Abordons la question plus froidement, par la voie méthodologique. Les tribunaux ont eu de nombreuses occasions, dans le passé, de se pencher sur le travail des journalistes, et en sont venus à insister sur leur obligation de moyens, et non leur obligation de résultat, les assimilant ce faisant à d’autres professionnels.[15] Comme l’avocat qui ne peut gagner tous ses procès, ou le médecin qui ne peut sauver tous ses patients, la question qui se pose alors est de savoir si une nouvelle a été abordée selon les règles de l’art, avec les précautions nécessaires, et si les moyens normaux et raisonnables ont été mis en œuvre dans sa préparation. Le test n’est pas de savoir si le journaliste a bien deviné ce qui se passe, mais de déterminer s’il a été méthodique et impartial dans son travail.

Le Conseil de presse, donc, va réexaminer ce dossier. Il faut souhaiter que la décision initiale sera confirmée, voire renforcée. Voulons-nous d’un journalisme qui se pratique au conditionnel ? Voulons-nous mettre sur le même pied des enquêtes abouties, rigoureuses, et d’autres qui, en définitive, n’ont tout simplement pas porté fruit ? Dans quelle mesure faut-il accepter des nouvelles dont « rien ne permet d’affirmer » qu’elles sont fondées ? Quel rapport la presse devrait-elle entretenir avec les rumeurs : est-elle là pour les tirer au clair, les accréditer, en lancer de nouvelles ?

© Michel Lemay. Reproduction d’extraits permise avec mention de la source. En 2014, l’auteur a publié VORTEX, la vérité dans le tourbillon de l’information, chez Québec Amérique.

[1] Décision D2014-07-008.

[2] Nombreux sont ceux qui voudraient qu’on parle de sources confidentielles, et non de sources anonymes, puisque leur identité est connue du journaliste. Je préfère me placer du point de vue du public. Pour ce dernier, elles sont bel et bien anonymes, c’est bien « l’anonymat » qui leur a été accordé. Par ailleurs, de nombreux auteurs et organisations, dont le New York Times et le Conseil de presse du Québec, parlent de sources anonymes.

[3] Canadian Association of Journalists, Ethics Guidelines.

[4] The Canadian Press Stylebook, 13th edition, p. 26.

[5] Associated Press Stylebook, 2013, p. 316.

[6] The New York Times Company, Confidential News Sources Policy.

[7] Conseil de presse du Québec, DERP, troisième édition, 2.1.7. Les DERP ont été révisées en 2015, et malheureusement allégées. Voir mon analyse de la question : https://www.wapizagonke.com/cancer-et-poudre-aux-yeux-les-sources-anonymes/

[8] IV, A, 4.1

[9] Cette information a été évoquée auprès du Conseil de presse et est tirée de la décision.

[10] «We do not grant anonymity to people who use it as cover for a personal or partisan attack » (The New York Times Company, Confidential News Sources Policy); [Anonymous sources] cannot be used to voice opinions or make ad hominem attacks » (The Globe and Mail); The Star does not provide anonymity to those who attack individuals or organizations or engage in speculation, the unattributed cheap shot (Toronto Star Newsroom Policy and Journalistic Standards);« We do not allow anonymous sources to take cheap shots at individuals or organizations » (Association canadienne des journalistes).

[11] Grant c. Torstar Corp.

[12] Sormany, Pierre. Le métier de journaliste. Troisième édition. Boréal, 2011. Page 208.

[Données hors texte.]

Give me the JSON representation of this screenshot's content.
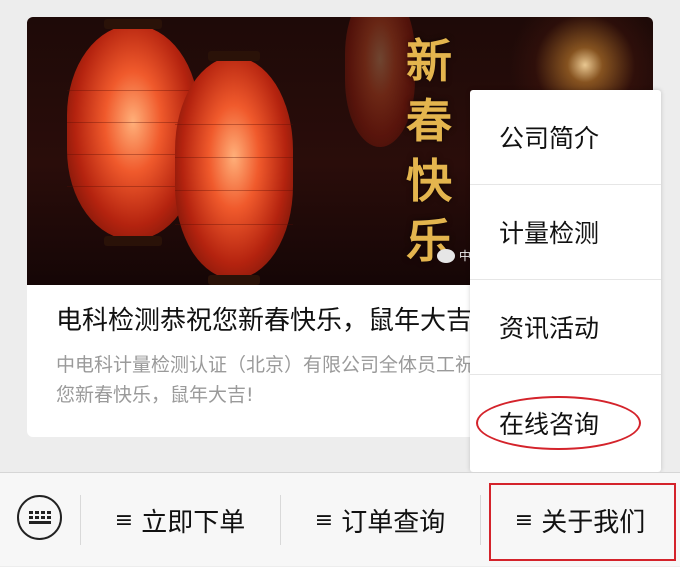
{
  "article": {
    "title": "电科检测恭祝您新春快乐，鼠年大吉",
    "desc_line1": "中电科计量检测认证（北京）有限公司全体员工祝",
    "desc_line2": "您新春快乐，鼠年大吉!",
    "banner_text": [
      "新",
      "春",
      "快",
      "乐"
    ],
    "banner_watermark": "中"
  },
  "popup_menu": {
    "items": [
      "公司简介",
      "计量检测",
      "资讯活动",
      "在线咨询"
    ]
  },
  "bottom_bar": {
    "tabs": [
      {
        "icon": "≡",
        "label": "立即下单"
      },
      {
        "icon": "≡",
        "label": "订单查询"
      },
      {
        "icon": "≡",
        "label": "关于我们"
      }
    ]
  },
  "colors": {
    "highlight": "#d4232b",
    "banner_text": "#e4b54e"
  }
}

[13] Le reportage évoque deux autres sources, elles aussi anonymes, en l’occurrence des prête-noms. Aucune raison n’est donnée pour justifier leur anonymat. Ni l’une ni l’autre ne mettent Blanchet en cause.

[14] Guide de déontologie, Fédération professionnelle des journalistes du Québec.

[15] Voir notamment Cour suprême du Canada, dans Société Radio-Canada, appelante, c. Gilles E. Néron Communication Marketing Inc. et Gilles E. Néron, paragraphe 61. Voir également Cour suprême du Canada, dans Grant c. Torstar Corp. aux paragraphes 110 et suivants, où la Cour élabore le cadre du journalisme responsable. Les paragraphes 111 à 114 semblent particulièrement pertinents en l’occurrence.